Some important points about Municipal Bonds and its relevance

  • Municipal corporations, the government bodies form the third tier of the government in urban areas after the central and state government.
  • Services being provided by them include water, sanitation, sewage and solid waste management.
  • They garner revenue through levies like property tax, government grants and fees for the services offered.
  • Municipal bonds are one of the ways to raise funds for financing specific projects such as infrastructure projects.
  • The Securities and Exchange Board of India regulations (2015) specifies some conditions for these corporations to issue bonds- (i) not have negative net worth in any of the three preceding financial years, and (ii) not have defaulted in any loan repayments in the last one year.
  • In 2017, the central government had announced incentives for municipal bodies who raise funds through these municipal bonds.
  • Ghaziabad, Varanasi, Agra & Kanpur are other cities of UP which could issue municipal bonds in coming months.
  • The significance of this maiden bond issue from an urban local body in Uttar Pradesh is not merely the quantum of resources raised for investments in urban infrastructure but a demonstration of the transformation of Lucknow Municipal Corporation into a model for urban governance.

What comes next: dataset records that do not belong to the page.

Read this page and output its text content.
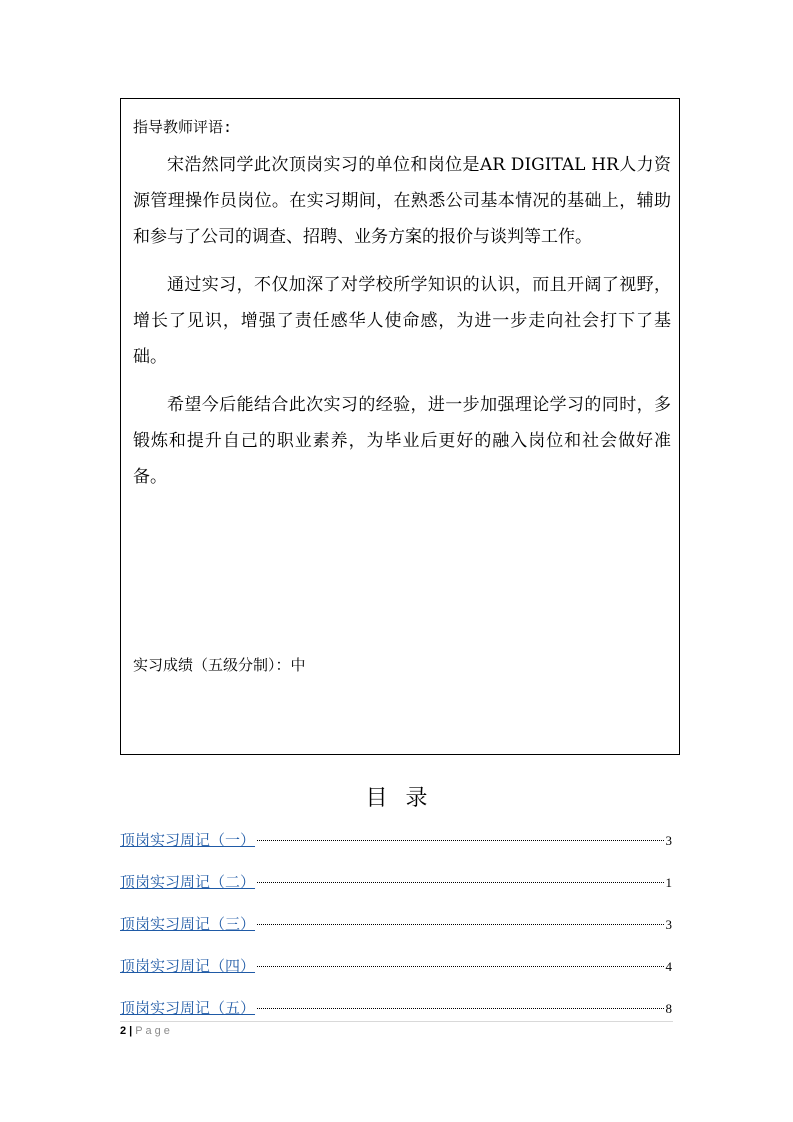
指导教师评语:

宋浩然同学此次顶岗实习的单位和岗位是AR DIGITAL HR人力资源管理操作员岗位。在实习期间，在熟悉公司基本情况的基础上，辅助和参与了公司的调查、招聘、业务方案的报价与谈判等工作。

通过实习，不仅加深了对学校所学知识的认识，而且开阔了视野，增长了见识，增强了责任感华人使命感，为进一步走向社会打下了基础。

希望今后能结合此次实习的经验，进一步加强理论学习的同时，多锻炼和提升自己的职业素养，为毕业后更好的融入岗位和社会做好准备。

实习成绩（五级分制）：中
目录
顶岗实习周记（一）	3
顶岗实习周记（二）	1
顶岗实习周记（三）	3
顶岗实习周记（四）	4
顶岗实习周记（五）	8
2 | Page
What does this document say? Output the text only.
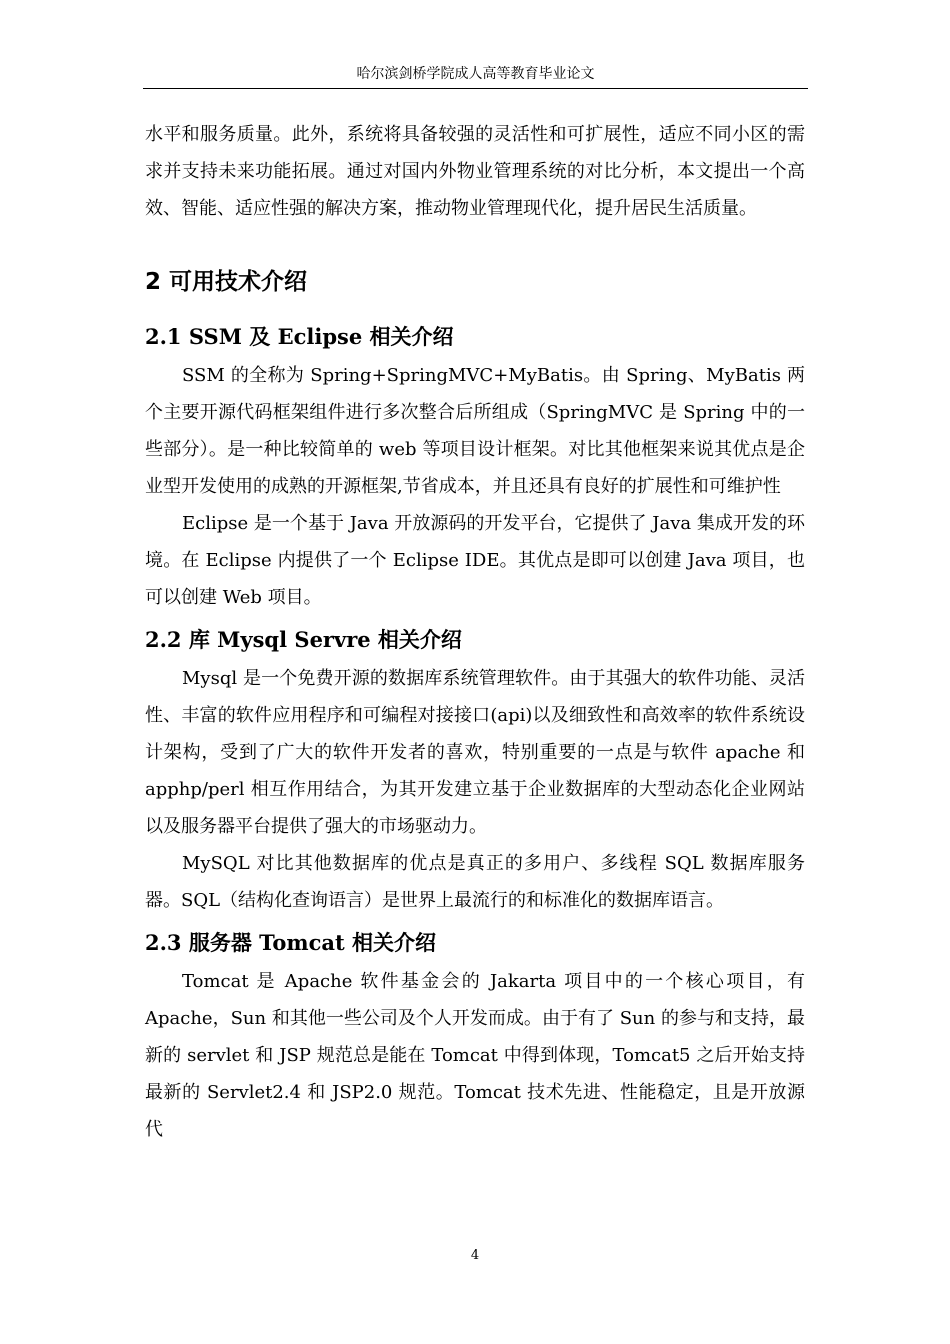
哈尔滨剑桥学院成人高等教育毕业论文

水平和服务质量。此外，系统将具备较强的灵活性和可扩展性，适应不同小区的需求并支持未来功能拓展。通过对国内外物业管理系统的对比分析，本文提出一个高效、智能、适应性强的解决方案，推动物业管理现代化，提升居民生活质量。

2 可用技术介绍
2.1 SSM 及 Eclipse 相关介绍

SSM 的全称为 Spring+SpringMVC+MyBatis。由 Spring、MyBatis 两个主要开源代码框架组件进行多次整合后所组成（SpringMVC 是 Spring 中的一些部分）。是一种比较简单的 web 等项目设计框架。对比其他框架来说其优点是企业型开发使用的成熟的开源框架,节省成本，并且还具有良好的扩展性和可维护性

Eclipse 是一个基于 Java 开放源码的开发平台，它提供了 Java 集成开发的环境。在 Eclipse 内提供了一个 Eclipse IDE。其优点是即可以创建 Java 项目，也可以创建 Web 项目。

2.2 库 Mysql Servre 相关介绍

Mysql 是一个免费开源的数据库系统管理软件。由于其强大的软件功能、灵活性、丰富的软件应用程序和可编程对接接口(api)以及细致性和高效率的软件系统设计架构，受到了广大的软件开发者的喜欢，特别重要的一点是与软件 apache 和 apphp/perl 相互作用结合，为其开发建立基于企业数据库的大型动态化企业网站以及服务器平台提供了强大的市场驱动力。

MySQL 对比其他数据库的优点是真正的多用户、多线程 SQL 数据库服务器。SQL（结构化查询语言）是世界上最流行的和标准化的数据库语言。

2.3 服务器 Tomcat 相关介绍

Tomcat 是 Apache 软件基金会的 Jakarta 项目中的一个核心项目，有 Apache，Sun 和其他一些公司及个人开发而成。由于有了 Sun 的参与和支持，最新的 servlet 和 JSP 规范总是能在 Tomcat 中得到体现，Tomcat5 之后开始支持最新的 Servlet2.4 和 JSP2.0 规范。Tomcat 技术先进、性能稳定，且是开放源代

4
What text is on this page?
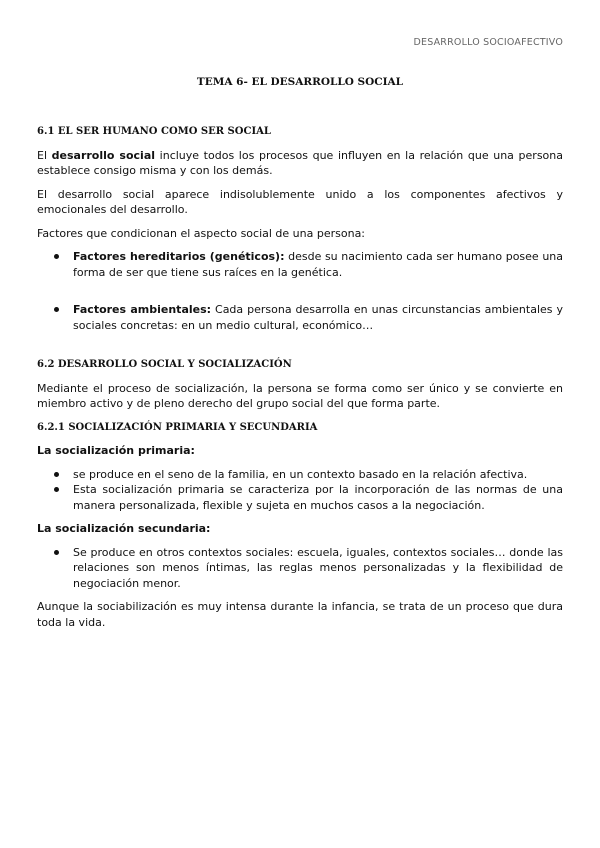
DESARROLLO SOCIOAFECTIVO
TEMA 6- EL DESARROLLO SOCIAL
6.1 EL SER HUMANO COMO SER SOCIAL

El desarrollo social incluye todos los procesos que influyen en la relación que una persona establece consigo misma y con los demás.

El desarrollo social aparece indisolublemente unido a los componentes afectivos y emocionales del desarrollo.

Factores que condicionan el aspecto social de una persona:

Factores hereditarios (genéticos): desde su nacimiento cada ser humano posee una forma de ser que tiene sus raíces en la genética.
Factores ambientales: Cada persona desarrolla en unas circunstancias ambientales y sociales concretas: en un medio cultural, económico…
6.2 DESARROLLO SOCIAL Y SOCIALIZACIÓN

Mediante el proceso de socialización, la persona se forma como ser único y se convierte en miembro activo y de pleno derecho del grupo social del que forma parte.

6.2.1 SOCIALIZACIÓN PRIMARIA Y SECUNDARIA
La socialización primaria:
se produce en el seno de la familia, en un contexto basado en la relación afectiva.
Esta socialización primaria se caracteriza por la incorporación de las normas de una manera personalizada, flexible y sujeta en muchos casos a la negociación.
La socialización secundaria:
Se produce en otros contextos sociales: escuela, iguales, contextos sociales… donde las relaciones son menos íntimas, las reglas menos personalizadas y la flexibilidad de negociación menor.

Aunque la sociabilización es muy intensa durante la infancia, se trata de un proceso que dura toda la vida.
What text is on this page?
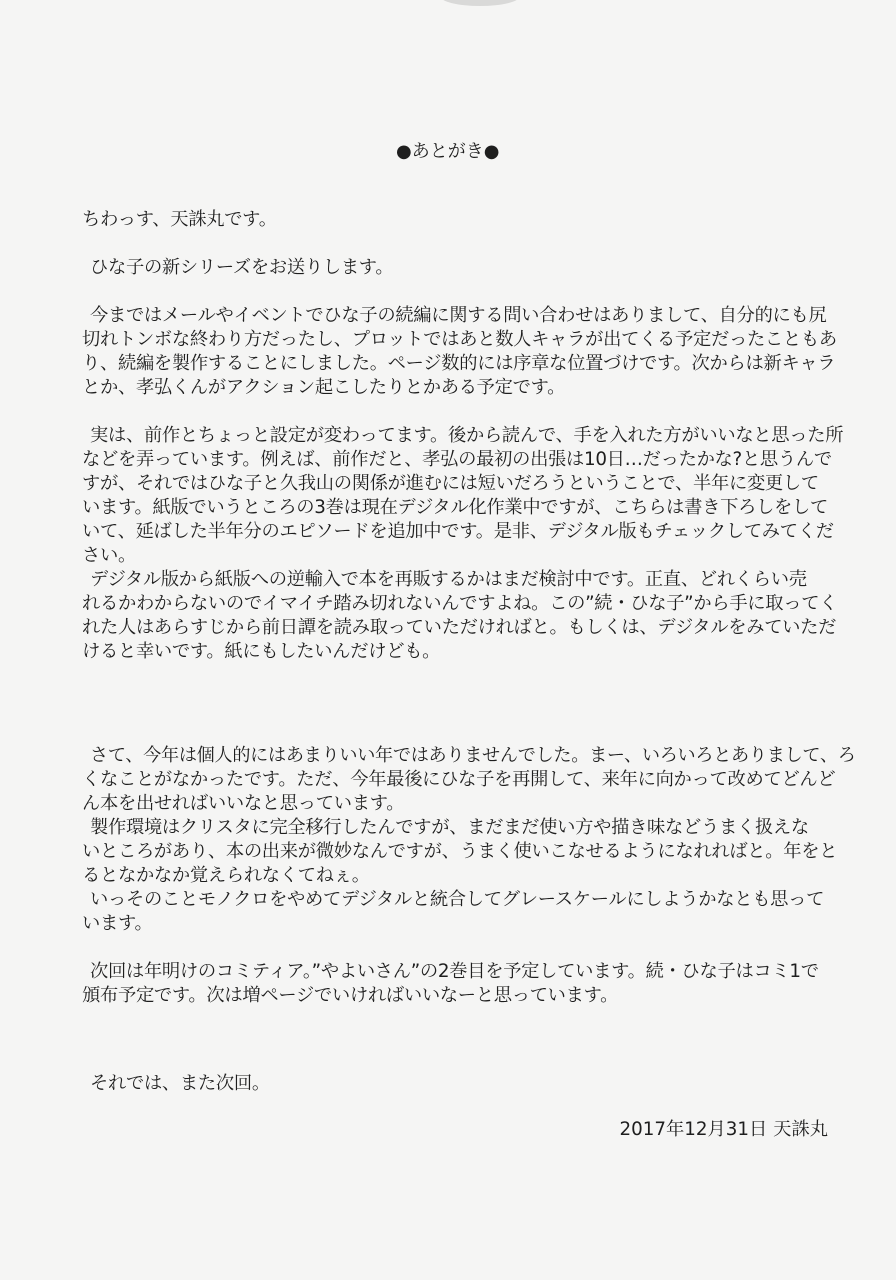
●あとがき●
ちわっす、天誅丸です。
ひな子の新シリーズをお送りします。
今まではメールやイベントでひな子の続編に関する問い合わせはありまして、自分的にも尻
切れトンボな終わり方だったし、プロットではあと数人キャラが出てくる予定だったこともあ
り、続編を製作することにしました。ページ数的には序章な位置づけです。次からは新キャラ
とか、孝弘くんがアクション起こしたりとかある予定です。
実は、前作とちょっと設定が変わってます。後から読んで、手を入れた方がいいなと思った所
などを弄っています。例えば、前作だと、孝弘の最初の出張は10日…だったかな?と思うんで
すが、それではひな子と久我山の関係が進むには短いだろうということで、半年に変更して
います。紙版でいうところの3巻は現在デジタル化作業中ですが、こちらは書き下ろしをして
いて、延ばした半年分のエピソードを追加中です。是非、デジタル版もチェックしてみてくだ
さい。
デジタル版から紙版への逆輸入で本を再販するかはまだ検討中です。正直、どれくらい売
れるかわからないのでイマイチ踏み切れないんですよね。この”続・ひな子”から手に取ってく
れた人はあらすじから前日譚を読み取っていただければと。もしくは、デジタルをみていただ
けると幸いです。紙にもしたいんだけども。
さて、今年は個人的にはあまりいい年ではありませんでした。まー、いろいろとありまして、ろ
くなことがなかったです。ただ、今年最後にひな子を再開して、来年に向かって改めてどんど
ん本を出せればいいなと思っています。
製作環境はクリスタに完全移行したんですが、まだまだ使い方や描き味などうまく扱えな
いところがあり、本の出来が微妙なんですが、うまく使いこなせるようになれればと。年をと
るとなかなか覚えられなくてねぇ。
いっそのことモノクロをやめてデジタルと統合してグレースケールにしようかなとも思って
います。
次回は年明けのコミティア。”やよいさん”の2巻目を予定しています。続・ひな子はコミ1で
頒布予定です。次は増ページでいければいいなーと思っています。
それでは、また次回。
2017年12月31日 天誅丸
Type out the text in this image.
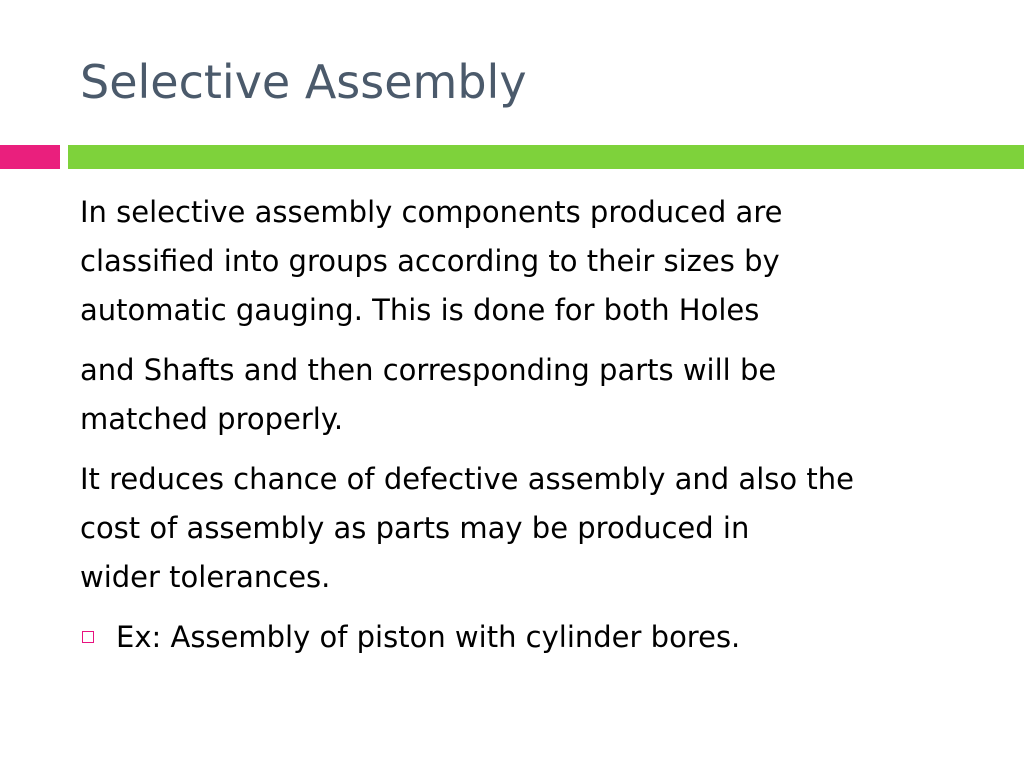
Selective Assembly

In selective assembly components produced are
classified into groups according to their sizes by
automatic gauging. This is done for both Holes

and Shafts and then corresponding parts will be
matched properly.

It reduces chance of defective assembly and also the
cost of assembly as parts may be produced in
wider tolerances.

Ex: Assembly of piston with cylinder bores.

  • This bond issue from Lucknow Municipal Corporation is rated ‘AA’ by India Ratings and ‘AA (CE)’ by Brickwork Ratings.
  • The proceeds of the issue are proposed to be invested in a water supply project being implemented under AMRUT scheme of the Government of India and a housing project.
  • The tenure of the Lucknow Municipal Corporation bond is 10 years and it is structured as a ‘strip’ bond with 7 STRRPs (A to G) and principal repayment to happen in 7 equal annual payments from the 4th year to the 10th year.
  • In addition to asset cover, a structured payment mechanism has been put in place to ensure timely payment of both principal and interest obligations.